6. Novos enfoques e olhar abrangente. As escolas deveriam ser sempre organismos vivos que se atualizam, mantêm-se minimamente flexíveis e permeáveis à inter e à multidisciplinaridade, além de novas demandas. Dois exemplos recentes: enfoques sobre a produção imobiliária (Real Estate, como se tem em tantas escolas no mundo) e sustentabilidade na arquitetura e urbanismo (Green Design). No primeiro caso, ao se manter preconceituosamente distante do mercado, as escolas de arquitetura deixam de pautá-lo - em São Paulo, surpreendentemente, há um programa de Real Estate em universidade pública, mas na Escola Politécnica da USP. No segundo caso, as escolas ainda estão tímidas em abraçar o tema com profundidade e amplitude, deixando-o para cursos de capacitação em certificação verde em vez de enriquecerem o assunto como ele merece. Trata-se, afinal e inclusive, de oportunidade rica de revalorização do profissional arquiteto e urbanista na sociedade: desenvolvimento sustentável, a sério, é o maior desafio do planeta no século 21 e a nossa profissão pode fazer muita diferença no cenário.

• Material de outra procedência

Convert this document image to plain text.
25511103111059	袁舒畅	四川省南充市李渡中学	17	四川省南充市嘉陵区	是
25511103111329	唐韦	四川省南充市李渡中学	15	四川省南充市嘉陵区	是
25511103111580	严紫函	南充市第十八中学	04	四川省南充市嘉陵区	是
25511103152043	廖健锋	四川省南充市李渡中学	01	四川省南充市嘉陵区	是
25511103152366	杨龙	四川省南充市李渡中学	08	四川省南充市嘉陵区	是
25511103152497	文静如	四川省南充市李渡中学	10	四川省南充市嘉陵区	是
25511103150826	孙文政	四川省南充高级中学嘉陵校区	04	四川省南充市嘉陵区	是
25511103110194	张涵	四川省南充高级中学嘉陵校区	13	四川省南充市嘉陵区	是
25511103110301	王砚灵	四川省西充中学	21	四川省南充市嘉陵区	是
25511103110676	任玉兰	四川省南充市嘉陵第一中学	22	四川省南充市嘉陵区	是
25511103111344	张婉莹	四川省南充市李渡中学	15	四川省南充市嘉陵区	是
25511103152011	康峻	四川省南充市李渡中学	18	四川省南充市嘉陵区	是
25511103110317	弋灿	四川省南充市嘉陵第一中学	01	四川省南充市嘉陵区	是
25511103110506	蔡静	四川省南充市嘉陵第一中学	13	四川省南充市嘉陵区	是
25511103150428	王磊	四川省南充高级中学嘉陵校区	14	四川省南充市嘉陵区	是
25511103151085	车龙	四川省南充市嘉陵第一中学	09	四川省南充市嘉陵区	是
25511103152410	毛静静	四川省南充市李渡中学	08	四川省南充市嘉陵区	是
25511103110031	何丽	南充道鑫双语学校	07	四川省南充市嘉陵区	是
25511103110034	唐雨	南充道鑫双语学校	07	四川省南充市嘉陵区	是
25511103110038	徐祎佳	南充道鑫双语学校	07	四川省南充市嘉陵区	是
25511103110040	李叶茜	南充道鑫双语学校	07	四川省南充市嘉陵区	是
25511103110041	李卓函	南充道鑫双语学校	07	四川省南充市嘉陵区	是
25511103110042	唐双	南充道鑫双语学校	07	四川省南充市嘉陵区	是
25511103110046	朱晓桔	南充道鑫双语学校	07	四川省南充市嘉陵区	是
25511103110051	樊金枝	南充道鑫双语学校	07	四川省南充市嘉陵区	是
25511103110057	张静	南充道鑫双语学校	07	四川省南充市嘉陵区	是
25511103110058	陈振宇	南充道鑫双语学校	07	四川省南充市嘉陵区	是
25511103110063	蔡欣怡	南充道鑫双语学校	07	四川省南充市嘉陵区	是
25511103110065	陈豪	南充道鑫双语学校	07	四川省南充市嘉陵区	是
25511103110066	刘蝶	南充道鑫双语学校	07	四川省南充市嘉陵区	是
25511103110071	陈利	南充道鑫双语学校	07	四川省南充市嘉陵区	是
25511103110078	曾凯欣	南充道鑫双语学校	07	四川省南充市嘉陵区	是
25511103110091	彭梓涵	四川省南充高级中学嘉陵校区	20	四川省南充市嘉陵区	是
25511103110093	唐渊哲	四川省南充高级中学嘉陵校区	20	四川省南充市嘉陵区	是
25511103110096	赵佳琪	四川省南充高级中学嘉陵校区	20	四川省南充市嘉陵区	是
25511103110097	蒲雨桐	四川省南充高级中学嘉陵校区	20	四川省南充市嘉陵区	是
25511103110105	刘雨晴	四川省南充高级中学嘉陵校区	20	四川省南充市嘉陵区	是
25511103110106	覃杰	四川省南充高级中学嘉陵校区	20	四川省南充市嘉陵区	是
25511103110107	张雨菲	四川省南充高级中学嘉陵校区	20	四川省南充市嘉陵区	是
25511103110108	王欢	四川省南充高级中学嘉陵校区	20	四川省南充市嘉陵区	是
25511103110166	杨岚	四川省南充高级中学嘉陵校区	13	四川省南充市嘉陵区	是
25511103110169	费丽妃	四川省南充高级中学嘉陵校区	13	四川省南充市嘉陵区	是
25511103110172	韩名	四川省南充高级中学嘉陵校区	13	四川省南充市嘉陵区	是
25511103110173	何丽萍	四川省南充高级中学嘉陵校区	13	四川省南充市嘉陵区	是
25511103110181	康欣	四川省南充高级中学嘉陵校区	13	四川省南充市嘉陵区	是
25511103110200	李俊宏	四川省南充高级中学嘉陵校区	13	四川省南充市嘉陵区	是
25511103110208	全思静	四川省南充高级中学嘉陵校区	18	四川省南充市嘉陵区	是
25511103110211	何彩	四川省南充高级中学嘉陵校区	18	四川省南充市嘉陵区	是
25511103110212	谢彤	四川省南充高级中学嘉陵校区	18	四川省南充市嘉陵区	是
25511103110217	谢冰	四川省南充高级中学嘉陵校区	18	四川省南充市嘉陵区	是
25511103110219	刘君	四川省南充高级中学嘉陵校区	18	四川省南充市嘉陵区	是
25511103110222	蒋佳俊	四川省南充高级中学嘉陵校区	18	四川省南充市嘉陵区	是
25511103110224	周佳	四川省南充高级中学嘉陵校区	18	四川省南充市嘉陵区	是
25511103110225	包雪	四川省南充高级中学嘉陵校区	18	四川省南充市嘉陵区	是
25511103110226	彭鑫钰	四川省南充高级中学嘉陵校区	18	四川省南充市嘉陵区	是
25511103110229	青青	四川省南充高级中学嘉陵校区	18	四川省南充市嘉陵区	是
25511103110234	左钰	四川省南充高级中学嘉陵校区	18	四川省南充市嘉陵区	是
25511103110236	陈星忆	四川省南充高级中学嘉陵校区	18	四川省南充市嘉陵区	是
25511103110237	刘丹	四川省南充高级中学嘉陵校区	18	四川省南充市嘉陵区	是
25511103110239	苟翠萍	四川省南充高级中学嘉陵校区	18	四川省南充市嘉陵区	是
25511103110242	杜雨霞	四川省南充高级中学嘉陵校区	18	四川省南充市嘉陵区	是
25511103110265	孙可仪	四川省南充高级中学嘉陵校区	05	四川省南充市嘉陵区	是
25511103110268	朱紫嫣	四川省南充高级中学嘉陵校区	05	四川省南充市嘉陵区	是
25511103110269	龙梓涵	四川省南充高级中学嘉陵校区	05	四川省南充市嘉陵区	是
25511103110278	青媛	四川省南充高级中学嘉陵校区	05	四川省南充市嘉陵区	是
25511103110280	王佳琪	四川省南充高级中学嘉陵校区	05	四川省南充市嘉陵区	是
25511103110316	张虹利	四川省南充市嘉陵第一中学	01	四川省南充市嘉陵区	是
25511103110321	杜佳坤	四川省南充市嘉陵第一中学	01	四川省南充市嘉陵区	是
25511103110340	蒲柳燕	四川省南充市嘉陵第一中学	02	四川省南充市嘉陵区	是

Exceções. Como sempre, servem para confirmar a regra geral e, óbvio, são muito bem-vindas. Não há mistério. As poucas escolas que conseguem fugir do panorama geral têm história, pertencem às raízes do ensino de arquitetura no Brasil. O pioneirismo - pela história e pela presença dos grandes mestres - das escolas carioca e paulista fizeram emergir instituições de ótima exceção: UFRJ (derivada da pioneira Escola Nacional de Belas-Artes, 1945), FAU-Mackenzie (1947), FAUUSP (1948). A sabedoria em construir uma tradição própria com inovação e rigor no ensino e pesquisa tem construído a boa reputação de UFRGS, USP-São Carlos, UnB, UFSC, UFPR, UFMG, UFRN, UFBA, PUC-PR, PUC-RS e PUC-MG para citarmos algumas evidências, dentre públicas e privadas.

Assim, vivemos hoje uma situação perigosa. Escolas de arquitetura que estão mais para fábricas de expedir diplomas do que para formar pensadores de construir cidades e edifícios.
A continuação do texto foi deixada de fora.